Quantitative “large N” research is currently the best way to make scientific inferences about large populations (people, animals, neighborhoods, etc.). Unlike qualitative “small N” research, which aims to intensely investigate the workings of a phenomenon in several cases, quantitative “large N” studies investigate phenomena among dozens, hundreds, and preferably thousands of cases, albeit less thoroughly per case than “small N” studies. Furthermore, quantitative studies rely on mathematical methods—like statistical analysis—rather than humanistic methods like interviewing (although quantitative studies might still use interviews). While “small N” studies are better able to articulate complex causal mechanisms, they are less able to make broad inferences about large populations—something one often wants to do in science.
Although many people believe statistical analysis to be the most daunting and opaque part of quantitative research, in reality the greatest bulk of total study time is spent setting up the study, gathering data, and making sure data is analysis-ready.
This course aims to teach the basics of how to structure and, to some extent, conduct a quantitative “large N” research study. It is designed for diverse audiences; graduate degrees are not necessary nor are degrees in particular fields. After completing the course, students should be able to lead simple research studies on their own and to assist in leading complex studies.
The framework presented here can be applied to any question one wants to answer with data; it need not be an academic study intended for peer-reviewed journal publication. Studies can be conducted in businesses, schools, non-profit organizations, or anywhere else where one is dealing with mathematically measurable concepts. Perhaps even more important than being able to conduct a study, this course can help students learn how to think about everyday problems more scientifically.
What am I going to get from this course?
- Understand the basics of how to structure and, to some extent, conduct a quantitative "Large N" research study
- Lead simple research studies on their own, and assist in leading complex studies
Module 1: Synopsis, Audience, and Objectives
Synopsis, Audience, and Objectives
This lecture gives an overview of what will be covered throughout the course, the background of the instructor, the target audience, and the learning objectives.
Module 2: Choosing Partners
This lecture will go over what types of different skill sets are needed in the process of conducting a large scale study.
Examples about how to choose partners in various contexts such as academic, business, and non-profit
More exercises and an answer sheet to help the audience grasp the concepts better
Module 3: Generating Hypotheses
This first lecture of the module explains the main points to consider when generating a hypothesis
This lecture provides multiple exercises to make sure you have a solid understanding of what a complete hypothesis looks like
Module 4: Sample Size
Definition and Importance
An explanation of what sample size is, and why it's important
Further Analysis and Examples
This lecture will go over some of the main methods used to determine the ideal sample size, and provides the audience with extensive exercises
Module 5: Sample Selection
Methods of Sample Selection
This lecture will go over Randomized Control Trials, Non-Randomized Control Trials, Observational Studies, and Surveys. It will also provide examples for each of these topics.
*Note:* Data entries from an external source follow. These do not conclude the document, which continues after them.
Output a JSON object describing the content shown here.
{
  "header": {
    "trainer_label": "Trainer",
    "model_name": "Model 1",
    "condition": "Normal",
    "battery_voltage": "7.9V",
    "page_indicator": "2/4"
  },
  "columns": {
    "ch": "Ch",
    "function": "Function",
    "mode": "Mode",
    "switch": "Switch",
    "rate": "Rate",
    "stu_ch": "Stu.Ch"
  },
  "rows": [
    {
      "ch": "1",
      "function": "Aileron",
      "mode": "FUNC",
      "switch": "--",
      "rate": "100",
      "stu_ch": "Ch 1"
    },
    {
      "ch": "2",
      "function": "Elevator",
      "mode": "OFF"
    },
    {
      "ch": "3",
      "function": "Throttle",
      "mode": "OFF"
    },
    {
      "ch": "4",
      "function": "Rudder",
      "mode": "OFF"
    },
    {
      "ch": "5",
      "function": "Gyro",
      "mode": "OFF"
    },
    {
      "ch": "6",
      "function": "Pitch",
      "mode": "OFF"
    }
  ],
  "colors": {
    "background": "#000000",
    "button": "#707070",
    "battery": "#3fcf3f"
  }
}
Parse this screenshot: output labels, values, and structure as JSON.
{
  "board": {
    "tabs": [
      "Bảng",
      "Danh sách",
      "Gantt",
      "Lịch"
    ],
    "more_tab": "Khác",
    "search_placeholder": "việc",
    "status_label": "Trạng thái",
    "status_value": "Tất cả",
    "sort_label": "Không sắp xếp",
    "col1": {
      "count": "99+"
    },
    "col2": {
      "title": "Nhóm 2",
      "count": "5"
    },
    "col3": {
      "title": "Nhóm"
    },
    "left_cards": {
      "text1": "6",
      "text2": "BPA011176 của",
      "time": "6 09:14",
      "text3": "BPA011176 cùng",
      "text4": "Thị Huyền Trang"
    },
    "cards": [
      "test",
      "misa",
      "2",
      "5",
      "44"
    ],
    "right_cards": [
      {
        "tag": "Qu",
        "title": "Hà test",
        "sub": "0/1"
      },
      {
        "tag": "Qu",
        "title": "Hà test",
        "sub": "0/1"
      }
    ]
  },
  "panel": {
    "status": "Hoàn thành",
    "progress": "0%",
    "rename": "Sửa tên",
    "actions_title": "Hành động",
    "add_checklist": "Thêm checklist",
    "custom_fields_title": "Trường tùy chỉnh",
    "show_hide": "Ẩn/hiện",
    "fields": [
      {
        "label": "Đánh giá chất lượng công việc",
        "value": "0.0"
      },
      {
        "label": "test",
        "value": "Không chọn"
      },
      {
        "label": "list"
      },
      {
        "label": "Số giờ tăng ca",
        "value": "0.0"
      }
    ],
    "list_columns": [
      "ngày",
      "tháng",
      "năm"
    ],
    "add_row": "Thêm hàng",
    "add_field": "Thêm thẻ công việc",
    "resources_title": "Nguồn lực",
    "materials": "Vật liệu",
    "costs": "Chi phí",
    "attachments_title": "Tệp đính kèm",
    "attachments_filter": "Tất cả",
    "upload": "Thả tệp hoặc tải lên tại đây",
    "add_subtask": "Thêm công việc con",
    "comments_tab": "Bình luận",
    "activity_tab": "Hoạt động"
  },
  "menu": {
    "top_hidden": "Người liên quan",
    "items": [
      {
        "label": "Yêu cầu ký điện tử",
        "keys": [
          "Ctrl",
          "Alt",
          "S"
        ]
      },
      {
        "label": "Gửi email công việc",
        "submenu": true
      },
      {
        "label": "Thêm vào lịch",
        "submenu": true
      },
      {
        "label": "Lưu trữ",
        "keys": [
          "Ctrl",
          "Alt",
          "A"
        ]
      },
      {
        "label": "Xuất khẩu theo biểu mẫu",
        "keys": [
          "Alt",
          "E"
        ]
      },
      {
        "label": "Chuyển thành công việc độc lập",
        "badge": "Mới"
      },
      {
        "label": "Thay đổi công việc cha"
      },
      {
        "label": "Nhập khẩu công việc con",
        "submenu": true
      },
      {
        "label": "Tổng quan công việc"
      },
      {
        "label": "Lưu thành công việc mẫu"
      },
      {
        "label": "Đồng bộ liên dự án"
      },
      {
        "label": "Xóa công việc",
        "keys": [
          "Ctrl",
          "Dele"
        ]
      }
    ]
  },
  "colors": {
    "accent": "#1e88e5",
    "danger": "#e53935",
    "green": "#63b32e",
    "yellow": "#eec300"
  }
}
Continuing from part 1, this lecture will give a thorough explanation of the Classroom Studies method and the Experiments method. After presenting these, extensive exercises will be provided to further the understanding of the student.
Module 6: Selection Bias
Types of Selection Bias
This lecture will go over various kinds of selection bias ranging from Non-Random Sampling to Observer Selection. Example situations for each of these different types of selection biases will be provided.
How to Recognize and Eliminate Selection Bias
This lecture will give you some tips and tricks to avoid selection bias. Extensive exercises will be provided at the end of the lecture.
Module 7: Preliminary Data Work
Examining the Data Before the Analysis
This lecture is about eyeballing the data and making sure everything is in place before starting the experiment/analysis.
Examples and Exercises
This lecture will provide further explanation of different methods of data cleaning, and conclude with various types of exercises and examples
Module 8: Hypothesis Testing
Now that you have collected the data and cleaned it, it's time to test your hypothesis. This lecture will go over some of the common methods used in hypothesis testing.
This lecture will continue from where Part 1 left off, and will provide you with multiple exercises so you can assess your level of understanding
Module 9: Final Topics
Multiple Comparisons, Statistical vs. Practical Significance
This lecture will go over the problem of multiple comparisons, and why there's a difference between being statistically significant and practically significant.
Positivity Bias, Reporting Results, Graphing Rules
This lecture will go over what Positivity Bias is and how it effects our daily lives, how to report the results of a study, and the basic rules of graphing the results.